By Al Strain

OWATONNA — Tuesday was a busy day for United States Senator Amy Klobuchar as she traveled around the region, meeting with farmers and local veterans, including a stop in Steele County.

Klobuchar, DFL-Minn., was in Owatonna Tuesday afternoon to present the American Legion with a flag that was flown over the capitol building.

While at the Legion on the eve of the Fourth of July, Klobuchar spoke with the Veterans Service Officer for Steele County Rene Gilormini about the welfare of veterans in the county. Gilormini said it was an honor for the Legion to receive the flag.

“They usually don’t get recognized for everything they do to support the veterans in the community. It’s well deserved,” Gilormini said.

When talking with Klobuchar, Gilormini said veterans are doing fairly well in Steele County, especially with regards to finding employment.

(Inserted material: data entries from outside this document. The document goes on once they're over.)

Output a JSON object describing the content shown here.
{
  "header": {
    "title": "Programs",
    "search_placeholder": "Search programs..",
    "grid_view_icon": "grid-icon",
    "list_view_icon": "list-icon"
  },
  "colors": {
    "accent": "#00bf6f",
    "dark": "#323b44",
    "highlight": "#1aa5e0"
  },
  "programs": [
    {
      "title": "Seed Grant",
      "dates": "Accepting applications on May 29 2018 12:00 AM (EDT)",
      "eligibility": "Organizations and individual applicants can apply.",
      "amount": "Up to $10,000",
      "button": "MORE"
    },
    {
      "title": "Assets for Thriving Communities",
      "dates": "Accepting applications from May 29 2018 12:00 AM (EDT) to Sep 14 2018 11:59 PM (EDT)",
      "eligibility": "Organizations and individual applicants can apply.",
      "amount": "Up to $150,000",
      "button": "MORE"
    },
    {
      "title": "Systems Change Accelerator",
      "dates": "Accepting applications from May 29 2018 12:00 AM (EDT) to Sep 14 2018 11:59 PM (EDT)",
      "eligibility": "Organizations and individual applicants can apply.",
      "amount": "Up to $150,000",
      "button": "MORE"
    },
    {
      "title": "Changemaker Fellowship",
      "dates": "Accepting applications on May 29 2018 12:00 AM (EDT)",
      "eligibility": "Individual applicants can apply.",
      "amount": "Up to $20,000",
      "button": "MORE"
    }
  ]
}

“For a lot of them, it’s a great relief to not to have to worry about finding a job, and that’s what I hear when they come in is, ‘They interview me and I’m ready to start next week. I’m just taking this week to shake the dust off the uniform,’” Gilormini said.

Klobuchar said that Minnesota has been better than a lot of other places for veterans to return to, but there is still work to be done.

“There are always struggles in terms of when government provides services, but the veteran’s piece of it has been a bright spot,” Klobuchar said. “That is not to say everything is perfect. There are always problems in individual cases.”

Klobuchar told the story of a veteran she worked with who was denied benefits after losing his leg in service. The problem came when the man’s medical records were lost.

“They claimed they couldn’t prove that he didn’t have a leg. He didn’t have a leg and he lost it fighting for our country,” Klobuchar said.

The man received his benefits eventually. Klobuchar said it has taken a bipartisan effort to help improve the conditions for veterans returning home.

“One of the things we’ve learned is you can have disagreements about policy and about war, but you can’t take it out on the backs of those that serve us,” Klobuchar said.

The senator was also making her way around area farms in Waseca, Le Sueuer and Henderson to speak with farmers about the farm bill that recently was passed by the U.S. Senate. The bill is currently making its way through the House of Representatives and could be voted on soon.

“Basically, there’s a lot of positive feedback on the farm bill,” Klobuchar said. “People want to get it done. They know we had to make cuts.”

The bill cut $23 billion from the federal budget deficit. Klobuchar said most of the cuts came from shifting from direct payments to strengthen the crop insurance program.

The farm bill makes it way through the house at a time when Minnesota ranks in the top five states for agriculture production. The bill provides a safety net to help protect rural America.

“When you look at the bright spots in our economy rural America is a bright spot,” Klobuchar said. “We’ve got to keep that strong and the exports on the rise.”